Saqqara is the site of the principal necropolis of the ancient city of Memphis. It lies some 17 km from Giza.
The name of the site is derived from the name of an Arab tribe once resident in the area. This Arab tribe was probably named after the ancient Egyptian deity Sokar who was worshipped in this area. The site was in use from the 1st Dynasty to the Christian period. Saqqara is packed full with tombs galleries and robber shafts.
The founder of the 1st Dynasty (King Narmer) is the earliest King whose name is known from Saqqara. His name wes found on a stone bowl discovered in one of the staterooms beneath the step pyramid of Djoser suggesting that there was probably a monument of the reign of Narmer at Saqqra.

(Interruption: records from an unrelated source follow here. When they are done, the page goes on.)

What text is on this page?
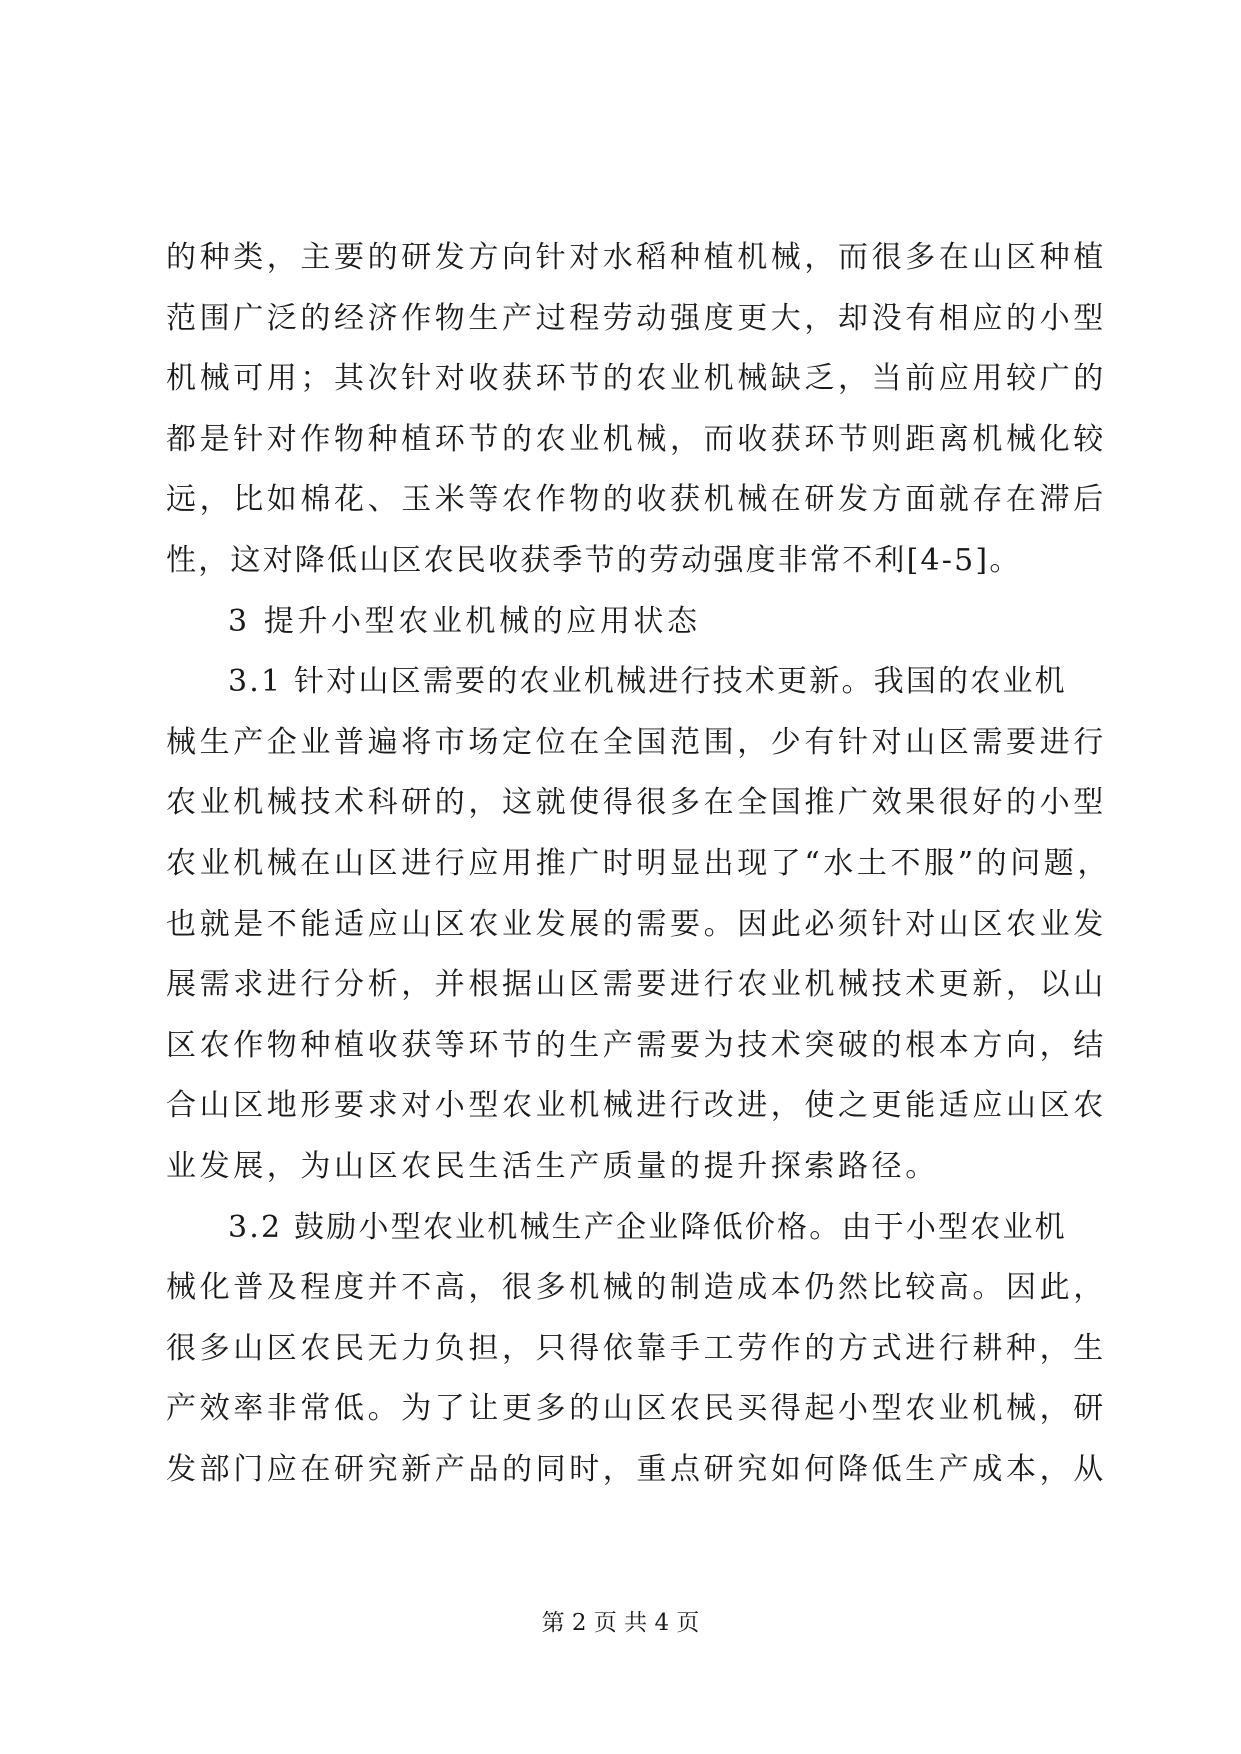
的种类，主要的研发方向针对水稻种植机械，而很多在山区种植
范围广泛的经济作物生产过程劳动强度更大，却没有相应的小型
机械可用；其次针对收获环节的农业机械缺乏，当前应用较广的
都是针对作物种植环节的农业机械，而收获环节则距离机械化较
远，比如棉花、玉米等农作物的收获机械在研发方面就存在滞后
性，这对降低山区农民收获季节的劳动强度非常不利[4-5]。
3 提升小型农业机械的应用状态
3.1 针对山区需要的农业机械进行技术更新。我国的农业机
械生产企业普遍将市场定位在全国范围，少有针对山区需要进行
农业机械技术科研的，这就使得很多在全国推广效果很好的小型
农业机械在山区进行应用推广时明显出现了“水土不服”的问题，
也就是不能适应山区农业发展的需要。因此必须针对山区农业发
展需求进行分析，并根据山区需要进行农业机械技术更新，以山
区农作物种植收获等环节的生产需要为技术突破的根本方向，结
合山区地形要求对小型农业机械进行改进，使之更能适应山区农
业发展，为山区农民生活生产质量的提升探索路径。
3.2 鼓励小型农业机械生产企业降低价格。由于小型农业机
械化普及程度并不高，很多机械的制造成本仍然比较高。因此，
很多山区农民无力负担，只得依靠手工劳作的方式进行耕种，生
产效率非常低。为了让更多的山区农民买得起小型农业机械，研
发部门应在研究新产品的同时，重点研究如何降低生产成本，从
第 2 页 共 4 页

This suggestion is supported by the fact that slightly later 1st Dynasty Mastaba tombs are also attested in the site.
During the first two Dynasties an extensive cemetery of Mastaba tombs was developed at Saqqara to the extent. This may be partly why the architect Imhotep invented such a unique structure as the step pyramid in the early 3rd Dynasty to be Djoser’s funerary monument.
Among other important Old Kingdom royal funerary monuments of Saqqara is the 5th Dynasty Pyramid of Unas which was the first to be inscribed with the Pyramid texts, and the Pyramid complex of the 6th Dynasty Kino Pepi II, which was actually the last Old Kingdom major funerary monument to be constructed there.
From the First Intermediate Period we have the ruins of the small mud-brick Pyramid of the 8th Dynasty ruler Ibi.
In the Middle Kingdom and Second Intermediate Period the area around Dahshur and El-Lisht as well as the sites of El-Lahun Hawara and Thebes, became the main centers of royal funerary activities.
Although the kings of the New Kingdom chose to be buried in the Valley of the Kings at Thebes, many of their important officials who resided in Memphis constructed elaborate temple-style tomb chapels for themselves at Saqqara.
By the late period onwards, large numbers of sacred animals were mummified and buried in the vast underground catacombs at the north end of the site. These animals and birds included baboons, hawks and Ibises. Also cows identified as the ‘mothers of Apis’.
Private tombs dating to the 26th and 27th Dynasty were also found near the Pyramid of Unas, while those of the 30th Dynasty and the Graeco-Roman Period are gathered mainly on the northern side of the Step Pyramid.